Cestero no relata una historia: la recrea y la reinventa, la dibuja y la desdibuja, siempre en trazos brumosos. Los cuadros son, si se quiere, “viñetas”, “bocetos”, episodios narrativos bocetados. Hablan de un modo de ver, de una manera de percibir el mundo y sus cosas, de mirar y admirar el arte en cualquiera de sus expresiones. No es el mundo como lo ve, sino como lo siente, con su deformación subjetiva. En estos cuadros Cestero nos da cuenta de su experiencia como lector de la novela de García Márquez. La experiencia del pintor-lector se transmuta en la experiencia sensorial del público. No es el Macondo como lo imaginamos los lectores de novelas. Es el Macondo como lo imagina un pintor llamado José Cestero desde el Caribe insular.
De los veinticuatro cuadros del conjunto, veinte de ellos recrean episodios y personajes de la novela, y cuatro son retratos de personajes reales fuera de la novela, que recrean encuentros reales o imaginarios (García Márquez solo, o con Úrsula Iguarán, o con Carlos Fuentes, o con el propio Cestero; en su fantasía, Macondo puede ser un pueblo caribeño y transformarse en el poblado de Canca La Rana).
Estos cuadros no son meras ilustraciones visuales de un texto narrativo al modo tradicional. Cestero no “ilustra”, no pretende ser un Gustavo Doré o un John Tenniel (de hecho, es sorprendente su falta de pretensiones como artista). En Cestero, la ilustración es más que eso: es el acto mediante el cual la lectura de un texto literario por un artista plástico se transforma en lectura visual; el momento de la conversión de la imagen verbal –la palabra- en imagen visual –formas, luz, color, dibujo, composición. Lo que se opera es, pues, el tránsito de un signo a otro, de un lenguaje a otro, de una forma artística a otra. Las artes dialogan, los lenguajes artísticos se intercambian, la novela en homenaje se enriquece, los personajes macondianos cobran nueva vida, ahora en un cuadro, y Macondo –espectro inasible- vuelve a poblar nuestra imaginación.

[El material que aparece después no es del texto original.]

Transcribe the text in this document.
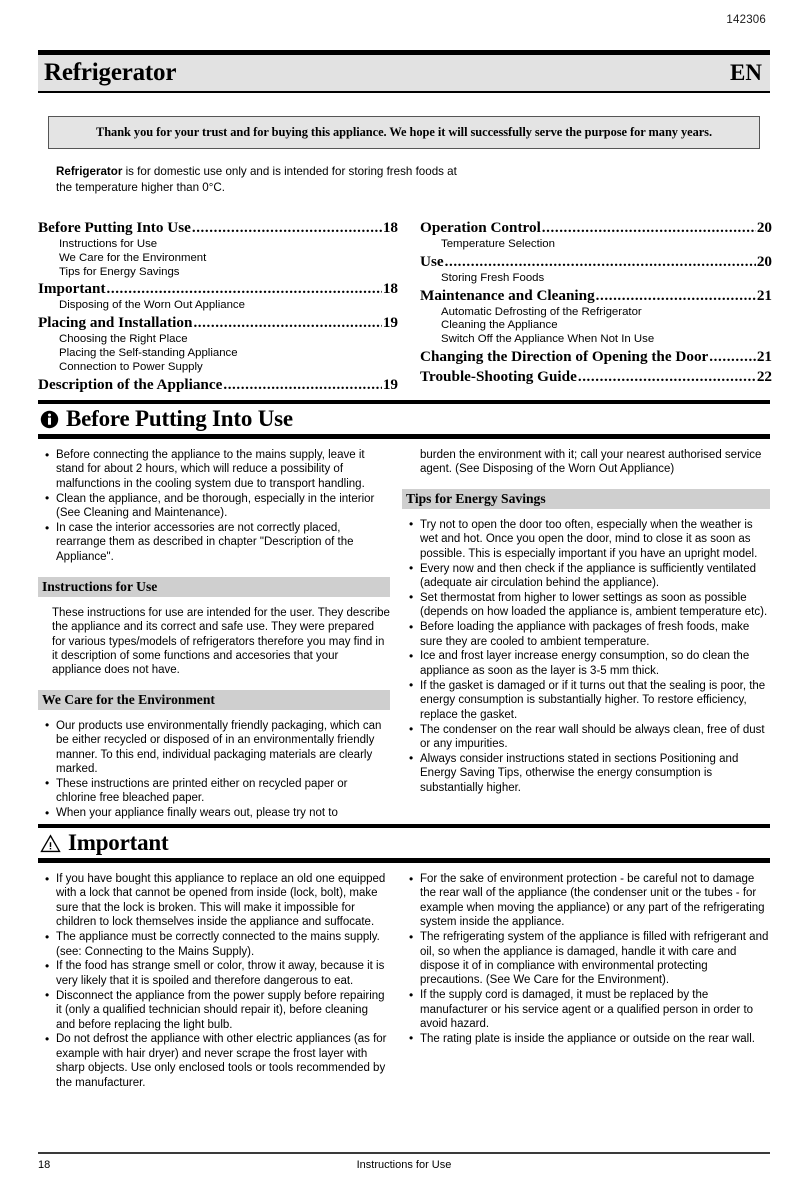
142306
Refrigerator	EN
Thank you for your trust and for buying this appliance. We hope it will successfully serve the purpose for many years.
Refrigerator is for domestic use only and is intended for storing fresh foods at the temperature higher than 0°C.
Before Putting Into Use .....	18
Instructions for Use
We Care for the Environment
Tips for Energy Savings
Important .....	18
Disposing of the Worn Out Appliance
Placing and Installation .....	19
Choosing the Right Place
Placing the Self-standing Appliance
Connection to Power Supply
Description of the Appliance .....	19
Operation Control .....	20
Temperature Selection
Use .....	20
Storing Fresh Foods
Maintenance and Cleaning .....	21
Automatic Defrosting of the Refrigerator
Cleaning the Appliance
Switch Off the Appliance When Not In Use
Changing the Direction of Opening the Door .....	21
Trouble-Shooting Guide .....	22
Before Putting Into Use
• Before connecting the appliance to the mains supply, leave it stand for about 2 hours, which will reduce a possibility of malfunctions in the cooling system due to transport handling.
• Clean the appliance, and be thorough, especially in the interior (See Cleaning and Maintenance).
• In case the interior accessories are not correctly placed, rearrange them as described in chapter "Description of the Appliance".
Instructions for Use

These instructions for use are intended for the user. They describe the appliance and its correct and safe use. They were prepared for various types/models of refrigerators therefore you may find in it description of some functions and accesories that your appliance does not have.

We Care for the Environment
• Our products use environmentally friendly packaging, which can be either recycled or disposed of in an environmentally friendly manner. To this end, individual packaging materials are clearly marked.
• These instructions are printed either on recycled paper or chlorine free bleached paper.
• When your appliance finally wears out, please try not to

burden the environment with it; call your nearest authorised service agent. (See Disposing of the Worn Out Appliance)

Tips for Energy Savings
• Try not to open the door too often, especially when the weather is wet and hot. Once you open the door, mind to close it as soon as possible. This is especially important if you have an upright model.
• Every now and then check if the appliance is sufficiently ventilated (adequate air circulation behind the appliance).
• Set thermostat from higher to lower settings as soon as possible (depends on how loaded the appliance is, ambient temperature etc).
• Before loading the appliance with packages of fresh foods, make sure they are cooled to ambient temperature.
• Ice and frost layer increase energy consumption, so do clean the appliance as soon as the layer is 3-5 mm thick.
• If the gasket is damaged or if it turns out that the sealing is poor, the energy consumption is substantially higher. To restore efficiency, replace the gasket.
• The condenser on the rear wall should be always clean, free of dust or any impurities.
• Always consider instructions stated in sections Positioning and Energy Saving Tips, otherwise the energy consumption is substantially higher.
Important
• If you have bought this appliance to replace an old one equipped with a lock that cannot be opened from inside (lock, bolt), make sure that the lock is broken. This will make it impossible for children to lock themselves inside the appliance and suffocate.
• The appliance must be correctly connected to the mains supply. (see: Connecting to the Mains Supply).
• If the food has strange smell or color, throw it away, because it is very likely that it is spoiled and therefore dangerous to eat.
• Disconnect the appliance from the power supply before repairing it (only a qualified technician should repair it), before cleaning and before replacing the light bulb.
• Do not defrost the appliance with other electric appliances (as for example with hair dryer) and never scrape the frost layer with sharp objects. Use only enclosed tools or tools recommended by the manufacturer.
• For the sake of environment protection - be careful not to damage the rear wall of the appliance (the condenser unit or the tubes - for example when moving the appliance) or any part of the refrigerating system inside the appliance.
• The refrigerating system of the appliance is filled with refrigerant and oil, so when the appliance is damaged, handle it with care and dispose it of in compliance with environmental protecting precautions. (See We Care for the Environment).
• If the supply cord is damaged, it must be replaced by the manufacturer or his service agent or a qualified person in order to avoid hazard.
• The rating plate is inside the appliance or outside on the rear wall.
18	Instructions for Use
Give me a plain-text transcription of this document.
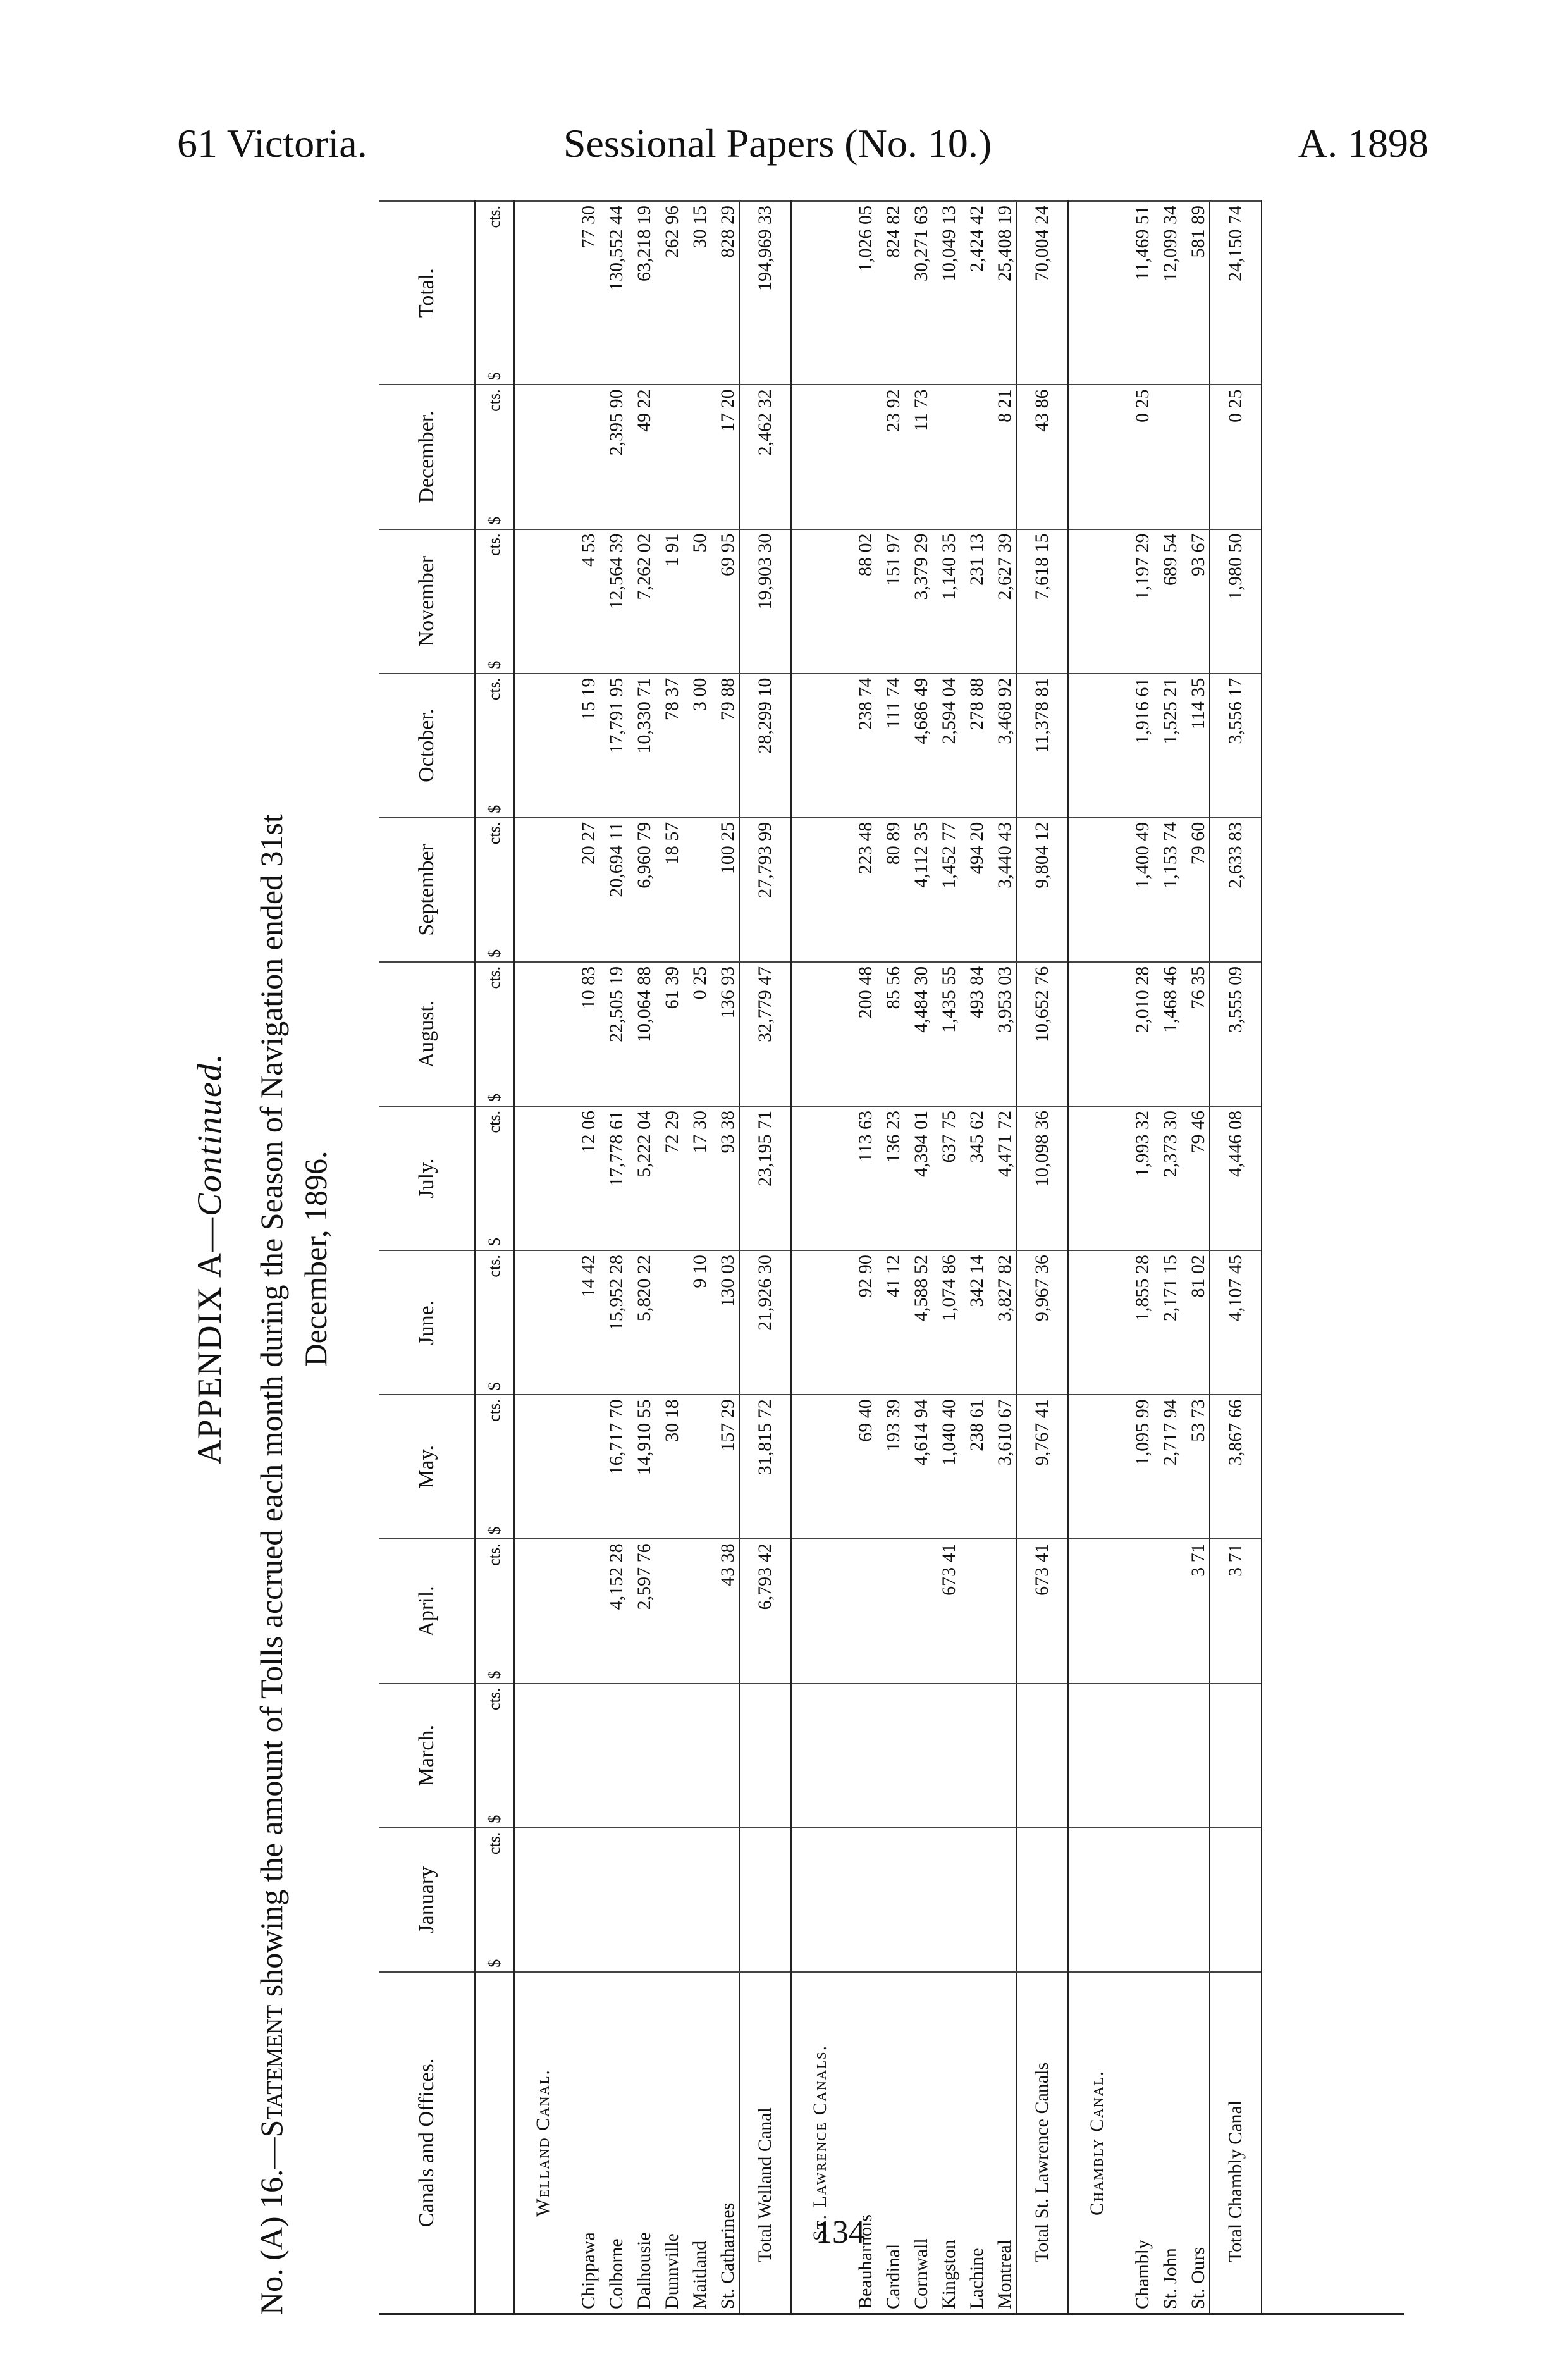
61 Victoria.	Sessional Papers (No. 10.)	A. 1898
APPENDIX A—Continued.
No. (A) 16.—Statement showing the amount of Tolls accrued each month during the Season of Navigation ended 31st December, 1896.
Canals and Offices.	January	March.	April.	May.	June.	July.	August.	September	October.	November	December.	Total.

	$
cts.	$
cts.	$
cts.	$
cts.	$
cts.	$
cts.	$
cts.	$
cts.	$
cts.	$
cts.	$
cts.	$
cts.

Welland Canal.												
Chippawa					14 42	12 06	10 83	20 27	15 19	4 53		77 30
Colborne			4,152 28	16,717 70	15,952 28	17,778 61	22,505 19	20,694 11	17,791 95	12,564 39	2,395 90	130,552 44
Dalhousie			2,597 76	14,910 55	5,820 22	5,222 04	10,064 88	6,960 79	10,330 71	7,262 02	49 22	63,218 19
Dunnville				30 18		72 29	61 39	18 57	78 37	1 91		262 96
Maitland					9 10	17 30	0 25		3 00	50		30 15
St. Catharines			43 38	157 29	130 03	93 38	136 93	100 25	79 88	69 95	17 20	828 29
Total Welland Canal			6,793 42	31,815 72	21,926 30	23,195 71	32,779 47	27,793 99	28,299 10	19,903 30	2,462 32	194,969 33
St. Lawrence Canals.												
Beauharnois				69 40	92 90	113 63	200 48	223 48	238 74	88 02		1,026 05
Cardinal				193 39	41 12	136 23	85 56	80 89	111 74	151 97	23 92	824 82
Cornwall				4,614 94	4,588 52	4,394 01	4,484 30	4,112 35	4,686 49	3,379 29	11 73	30,271 63
Kingston			673 41	1,040 40	1,074 86	637 75	1,435 55	1,452 77	2,594 04	1,140 35		10,049 13
Lachine				238 61	342 14	345 62	493 84	494 20	278 88	231 13		2,424 42
Montreal				3,610 67	3,827 82	4,471 72	3,953 03	3,440 43	3,468 92	2,627 39	8 21	25,408 19
Total St. Lawrence Canals			673 41	9,767 41	9,967 36	10,098 36	10,652 76	9,804 12	11,378 81	7,618 15	43 86	70,004 24
Chambly Canal.												
Chambly				1,095 99	1,855 28	1,993 32	2,010 28	1,400 49	1,916 61	1,197 29	0 25	11,469 51
St. John				2,717 94	2,171 15	2,373 30	1,468 46	1,153 74	1,525 21	689 54		12,099 34
St. Ours			3 71	53 73	81 02	79 46	76 35	79 60	114 35	93 67		581 89
Total Chambly Canal			3 71	3,867 66	4,107 45	4,446 08	3,555 09	2,633 83	3,556 17	1,980 50	0 25	24,150 74
134
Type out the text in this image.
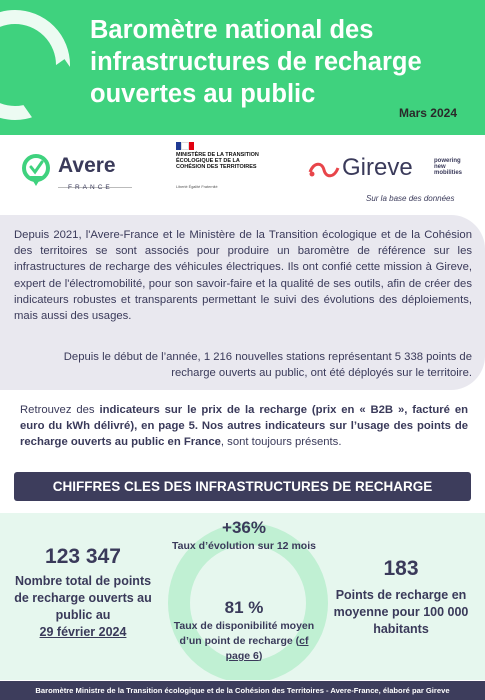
Baromètre national des infrastructures de recharge ouvertes au public
Mars 2024
Avere
FRANCE
MINISTÈRE DE LA TRANSITION ÉCOLOGIQUE ET DE LA COHÉSION DES TERRITOIRES
Liberté Égalité Fraternité
Gireve	powering new mobilities
Sur la base des données

Depuis 2021, l'Avere-France et le Ministère de la Transition écologique et de la Cohésion des territoires se sont associés pour produire un baromètre de référence sur les infrastructures de recharge des véhicules électriques. Ils ont confié cette mission à Gireve, expert de l'électromobilité, pour son savoir-faire et la qualité de ses outils, afin de créer des indicateurs robustes et transparents permettant le suivi des évolutions des déploiements, mais aussi des usages.

Depuis le début de l’année, 1 216 nouvelles stations représentant 5 338 points de recharge ouverts au public, ont été déployés sur le territoire.

Retrouvez des indicateurs sur le prix de la recharge (prix en « B2B », facturé en euro du kWh délivré), en page 5. Nos autres indicateurs sur l’usage des points de recharge ouverts au public en France, sont toujours présents.

CHIFFRES CLES DES INFRASTRUCTURES DE RECHARGE
123 347
Nombre total de points de recharge ouverts au public au
29 février 2024
+36%
Taux d’évolution sur 12 mois
81 %
Taux de disponibilité moyen d’un point de recharge (cf page 6)
183
Points de recharge en moyenne pour 100 000 habitants
Baromètre Ministre de la Transition écologique et de la Cohésion des Territoires - Avere-France, élaboré par Gireve
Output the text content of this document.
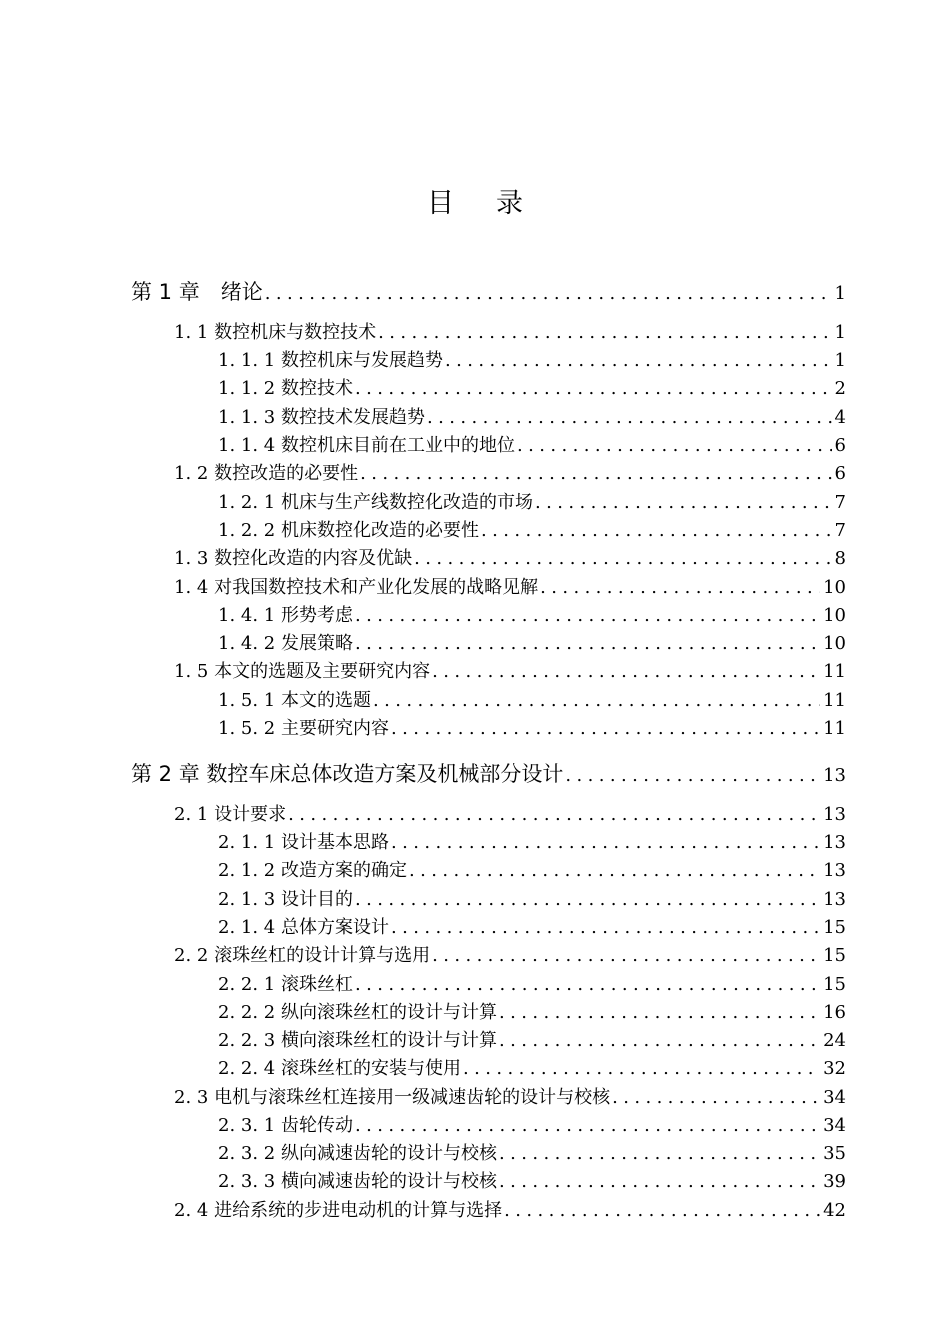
目录
第 1 章　绪论 .....	1
1. 1 数控机床与数控技术 .....	1
1. 1. 1 数控机床与发展趋势 .....	1
1. 1. 2 数控技术 .....	2
1. 1. 3 数控技术发展趋势 .....	4
1. 1. 4 数控机床目前在工业中的地位 .....	6
1. 2 数控改造的必要性 .....	6
1. 2. 1 机床与生产线数控化改造的市场 .....	7
1. 2. 2 机床数控化改造的必要性 .....	7
1. 3 数控化改造的内容及优缺 .....	8
1. 4 对我国数控技术和产业化发展的战略见解 .....	10
1. 4. 1 形势考虑 .....	10
1. 4. 2 发展策略 .....	10
1. 5 本文的选题及主要研究内容 .....	11
1. 5. 1 本文的选题 .....	11
1. 5. 2 主要研究内容 .....	11
第 2 章 数控车床总体改造方案及机械部分设计 .....	13
2. 1 设计要求 .....	13
2. 1. 1 设计基本思路 .....	13
2. 1. 2 改造方案的确定 .....	13
2. 1. 3 设计目的 .....	13
2. 1. 4 总体方案设计 .....	15
2. 2 滚珠丝杠的设计计算与选用 .....	15
2. 2. 1 滚珠丝杠 .....	15
2. 2. 2 纵向滚珠丝杠的设计与计算 .....	16
2. 2. 3 横向滚珠丝杠的设计与计算 .....	24
2. 2. 4 滚珠丝杠的安装与使用 .....	32
2. 3 电机与滚珠丝杠连接用一级减速齿轮的设计与校核 .....	34
2. 3. 1 齿轮传动 .....	34
2. 3. 2 纵向减速齿轮的设计与校核 .....	35
2. 3. 3 横向减速齿轮的设计与校核 .....	39
2. 4 进给系统的步进电动机的计算与选择 .....	42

No pretendo establecer el valor estético o la calidad artística de estos “ejercicios” cesterianos. Creo que el acto crítico va más allá de emitir un juicio valorativo: es más un acto de comprensión que de valoración. Me explico: más que juzgar el valor de una obra de arte y explicar sus cualidades, de lo que se trata es de intentar comprenderla, reconocer el objeto artístico que se tiene ante sí, objeto singular y único, atravesar su posible sentido y propiciar una experiencia estética de deleite sensual y contemplativo. La cuestión central es cómo el artista José Cestero traduce en imágenes visuales el universo literario de Cien años de soledad.
El Macondo de Cestero lleva la huella de la caligrafía poética y simbólica presente en toda su obra. Es un Macondo íntimo y personal, libre y fluido, acaso caprichoso y travieso, localizado en un territorio inaccesible y flotante entre las brumas de la memoria del artista.